Ensuite : La poésie sauvera le monde de Jean-Pierre Siméoni. Il est temps de restituer à notre monde en folie la parole des poètes pour sortir des conformismes, pour rêver, désobéir, pour s’insurger. Un vrai « Manifeste » pour une résurrection de la Vie simple et juste humaine. Vous le trouverez aux éditions Le Passeur.

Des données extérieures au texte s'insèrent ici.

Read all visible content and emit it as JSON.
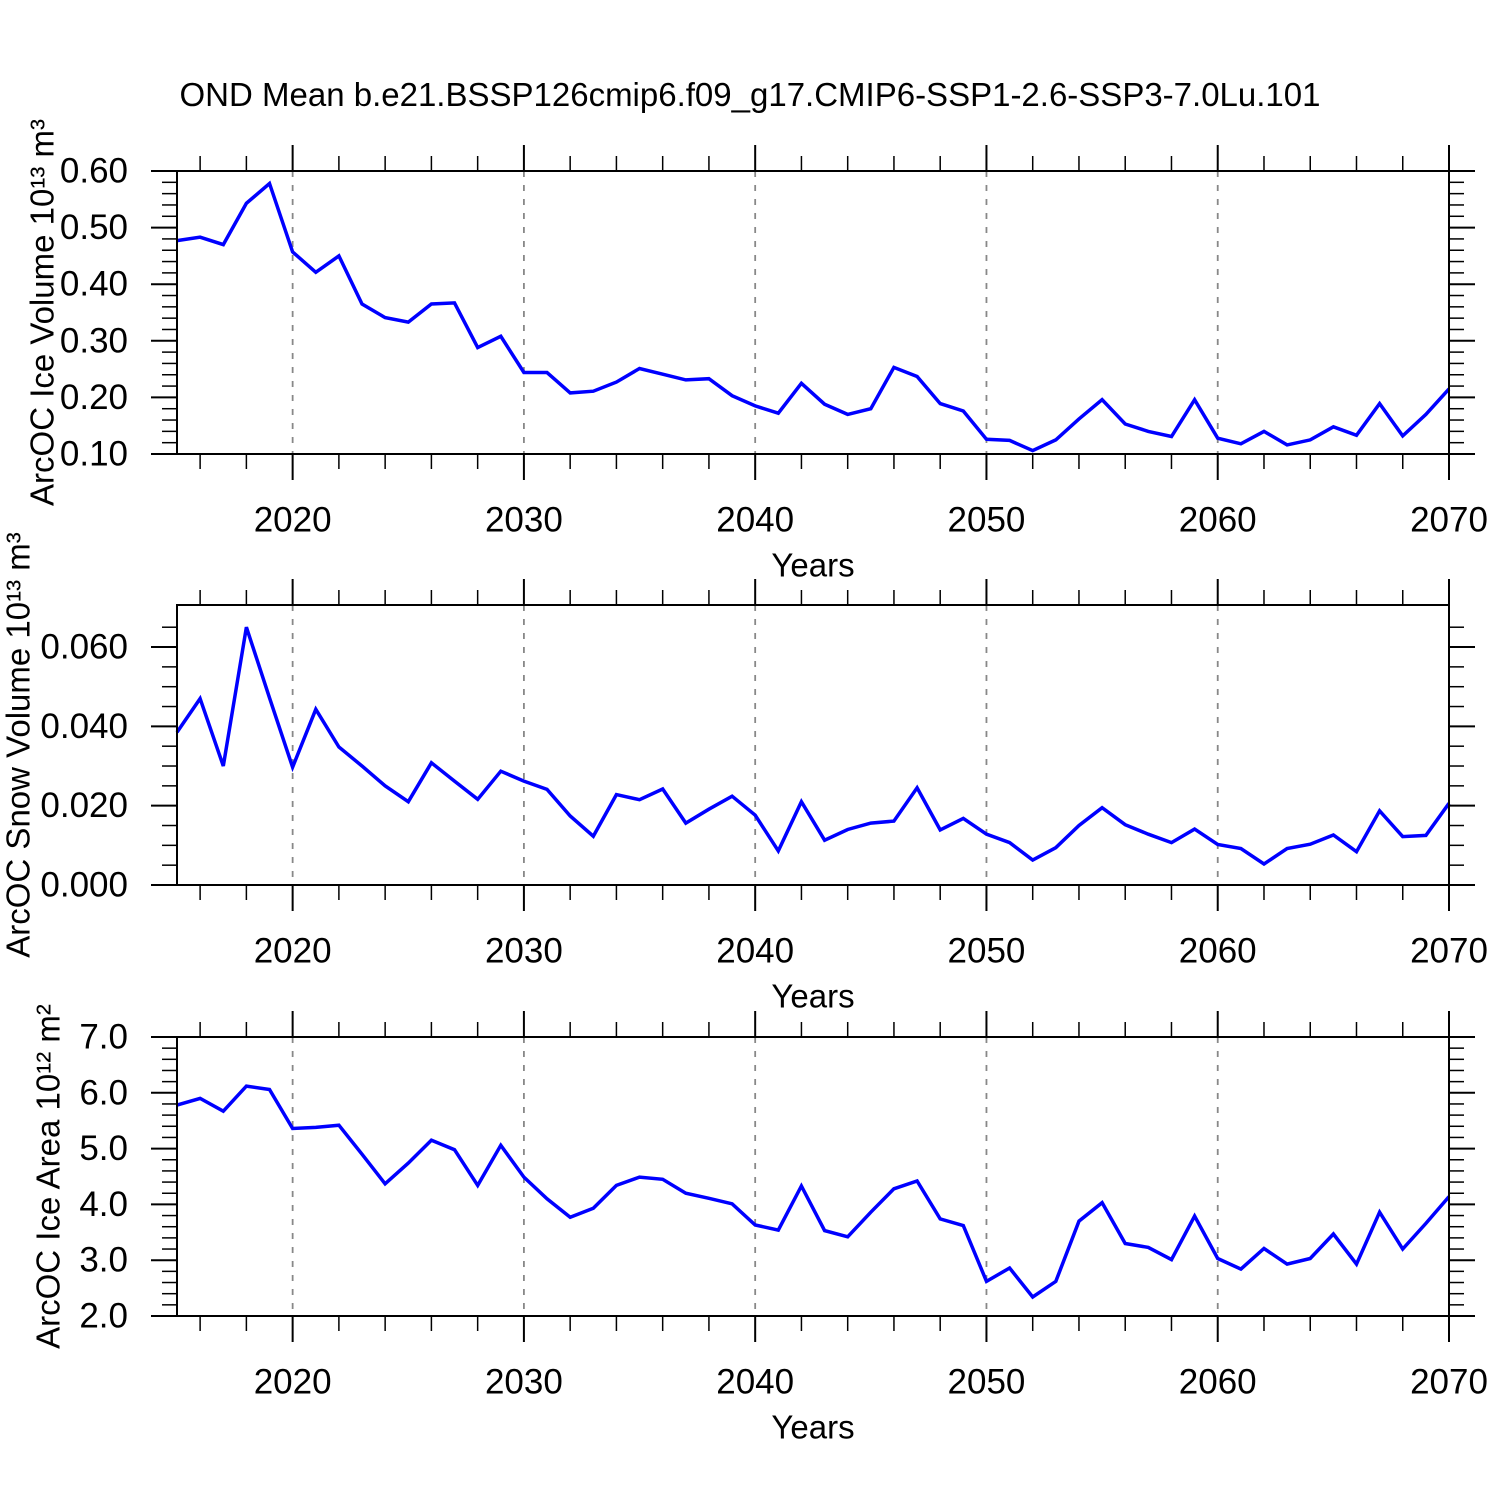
{
  "title": "OND Mean b.e21.BSSP126cmip6.f09_g17.CMIP6-SSP1-2.6-SSP3-7.0Lu.101",
  "colors": {
    "line": "#0000ff",
    "grid": "#888888",
    "axis": "#000000"
  },
  "chart_data": {
    "type": "line",
    "title": "OND Mean b.e21.BSSP126cmip6.f09_g17.CMIP6-SSP1-2.6-SSP3-7.0Lu.101",
    "xlabel": "Years",
    "xlim": [
      2015,
      2070
    ],
    "grid": "vertical-dashed",
    "legend_position": "none",
    "gridline_years": [
      2020,
      2030,
      2040,
      2050,
      2060
    ],
    "x_ticks": {
      "values": [
        2020,
        2030,
        2040,
        2050,
        2060,
        2070
      ],
      "labels": [
        "2020",
        "2030",
        "2040",
        "2050",
        "2060",
        "2070"
      ]
    },
    "x_minor_step": 2,
    "x": [
      2015,
      2016,
      2017,
      2018,
      2019,
      2020,
      2021,
      2022,
      2023,
      2024,
      2025,
      2026,
      2027,
      2028,
      2029,
      2030,
      2031,
      2032,
      2033,
      2034,
      2035,
      2036,
      2037,
      2038,
      2039,
      2040,
      2041,
      2042,
      2043,
      2044,
      2045,
      2046,
      2047,
      2048,
      2049,
      2050,
      2051,
      2052,
      2053,
      2054,
      2055,
      2056,
      2057,
      2058,
      2059,
      2060,
      2061,
      2062,
      2063,
      2064,
      2065,
      2066,
      2067,
      2068,
      2069,
      2070
    ],
    "panels": [
      {
        "name": "ice-volume",
        "ylabel": "ArcOC Ice Volume 10¹³ m³",
        "xlabel": "Years",
        "ylim": [
          0.1,
          0.6
        ],
        "y_ticks": {
          "values": [
            0.1,
            0.2,
            0.3,
            0.4,
            0.5,
            0.6
          ],
          "labels": [
            "0.10",
            "0.20",
            "0.30",
            "0.40",
            "0.50",
            "0.60"
          ]
        },
        "y_minor_step": 0.02,
        "values": [
          0.477,
          0.483,
          0.47,
          0.543,
          0.578,
          0.457,
          0.421,
          0.45,
          0.365,
          0.341,
          0.333,
          0.365,
          0.367,
          0.288,
          0.308,
          0.244,
          0.244,
          0.208,
          0.211,
          0.227,
          0.251,
          0.241,
          0.231,
          0.233,
          0.203,
          0.185,
          0.172,
          0.225,
          0.188,
          0.17,
          0.18,
          0.253,
          0.237,
          0.189,
          0.176,
          0.126,
          0.124,
          0.106,
          0.125,
          0.162,
          0.196,
          0.153,
          0.14,
          0.131,
          0.196,
          0.128,
          0.118,
          0.14,
          0.116,
          0.125,
          0.148,
          0.133,
          0.189,
          0.132,
          0.17,
          0.215
        ]
      },
      {
        "name": "snow-volume",
        "ylabel": "ArcOC Snow Volume 10¹³ m³",
        "xlabel": "Years",
        "ylim": [
          0.0,
          0.0706
        ],
        "y_ticks": {
          "values": [
            0.0,
            0.02,
            0.04,
            0.06
          ],
          "labels": [
            "0.000",
            "0.020",
            "0.040",
            "0.060"
          ]
        },
        "y_minor_step": 0.005,
        "values": [
          0.0385,
          0.047,
          0.03,
          0.065,
          0.0472,
          0.0297,
          0.0443,
          0.0348,
          0.03,
          0.025,
          0.021,
          0.0308,
          0.0262,
          0.0216,
          0.0287,
          0.0262,
          0.0241,
          0.0174,
          0.0123,
          0.0228,
          0.0215,
          0.0242,
          0.0156,
          0.0191,
          0.0224,
          0.0176,
          0.0086,
          0.021,
          0.0113,
          0.014,
          0.0156,
          0.0161,
          0.0245,
          0.0139,
          0.0168,
          0.0128,
          0.0107,
          0.0063,
          0.0094,
          0.015,
          0.0195,
          0.0152,
          0.0128,
          0.0107,
          0.0141,
          0.0102,
          0.0092,
          0.0053,
          0.0092,
          0.0103,
          0.0126,
          0.0084,
          0.0187,
          0.0122,
          0.0125,
          0.0206
        ]
      },
      {
        "name": "ice-area",
        "ylabel": "ArcOC Ice Area 10¹² m²",
        "xlabel": "Years",
        "ylim": [
          2.0,
          7.0
        ],
        "y_ticks": {
          "values": [
            2.0,
            3.0,
            4.0,
            5.0,
            6.0,
            7.0
          ],
          "labels": [
            "2.0",
            "3.0",
            "4.0",
            "5.0",
            "6.0",
            "7.0"
          ]
        },
        "y_minor_step": 0.2,
        "values": [
          5.78,
          5.9,
          5.67,
          6.12,
          6.06,
          5.36,
          5.38,
          5.42,
          4.9,
          4.37,
          4.74,
          5.15,
          4.98,
          4.34,
          5.06,
          4.49,
          4.1,
          3.77,
          3.93,
          4.34,
          4.49,
          4.45,
          4.2,
          4.11,
          4.01,
          3.63,
          3.54,
          4.33,
          3.53,
          3.42,
          3.86,
          4.28,
          4.42,
          3.74,
          3.62,
          2.62,
          2.86,
          2.34,
          2.62,
          3.7,
          4.03,
          3.3,
          3.23,
          3.01,
          3.79,
          3.03,
          2.84,
          3.21,
          2.93,
          3.03,
          3.47,
          2.93,
          3.86,
          3.2,
          3.66,
          4.14
        ]
      }
    ]
  }
}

« Nous sommes encadrés d’invisibles, explique Thérèse. Elle vient de terminer la lecture de « Vivre avec l’invisible » de Marie de Hennezel, psychologue et psychanalyste qui relate son expérience auprès de personne en fin de vie.
Notre relation à l’invisible est essentielle. Qui n’a ressenti la présence des parents, frères ou sœurs disparus. Quels sont ces rapports morts/vivants. Personnellement, je ne sais pas « faire mon deuil » Je ne comprends pas le sens de cette expression. Il faut parler des morts pour qu’ils restent parmi nous. Autant de questions que pose Marie. Elles nous interpellent fortement dans cette société où l’on enferme la vieillesse pour ne pas la voir, elle dérange, où on ne sait plus se vêtir dignement pour une cérémonie d’obsèques qu’elle soit religieuse ou laïque.

La poésie va toujours bien à Jacinte qui se joint à l’auteur François Cheng dans « Une Longue route pour m’unir au chant Français ». Un livre autobiographique aux éditions Albin Michel. La vie de cet académicien sage, souriant, à la parole juste, fut un incroyable parcours, une plongée due à l’exil dans un monde et un système de pensée radicalement éloigné de celui de sa terre natale, la Chine. L’apprentissage du Français pour ce Chinois, si jeune et en plein désarroi fait partie de cette longue route faite de patience et d’exigences qui le conduit à l ’amour de la langue et de la culture françaises, à la poésie dès l’âge de 15ans. Une grande et belle aventure de la « Vie Ouverte » toujours en devenir.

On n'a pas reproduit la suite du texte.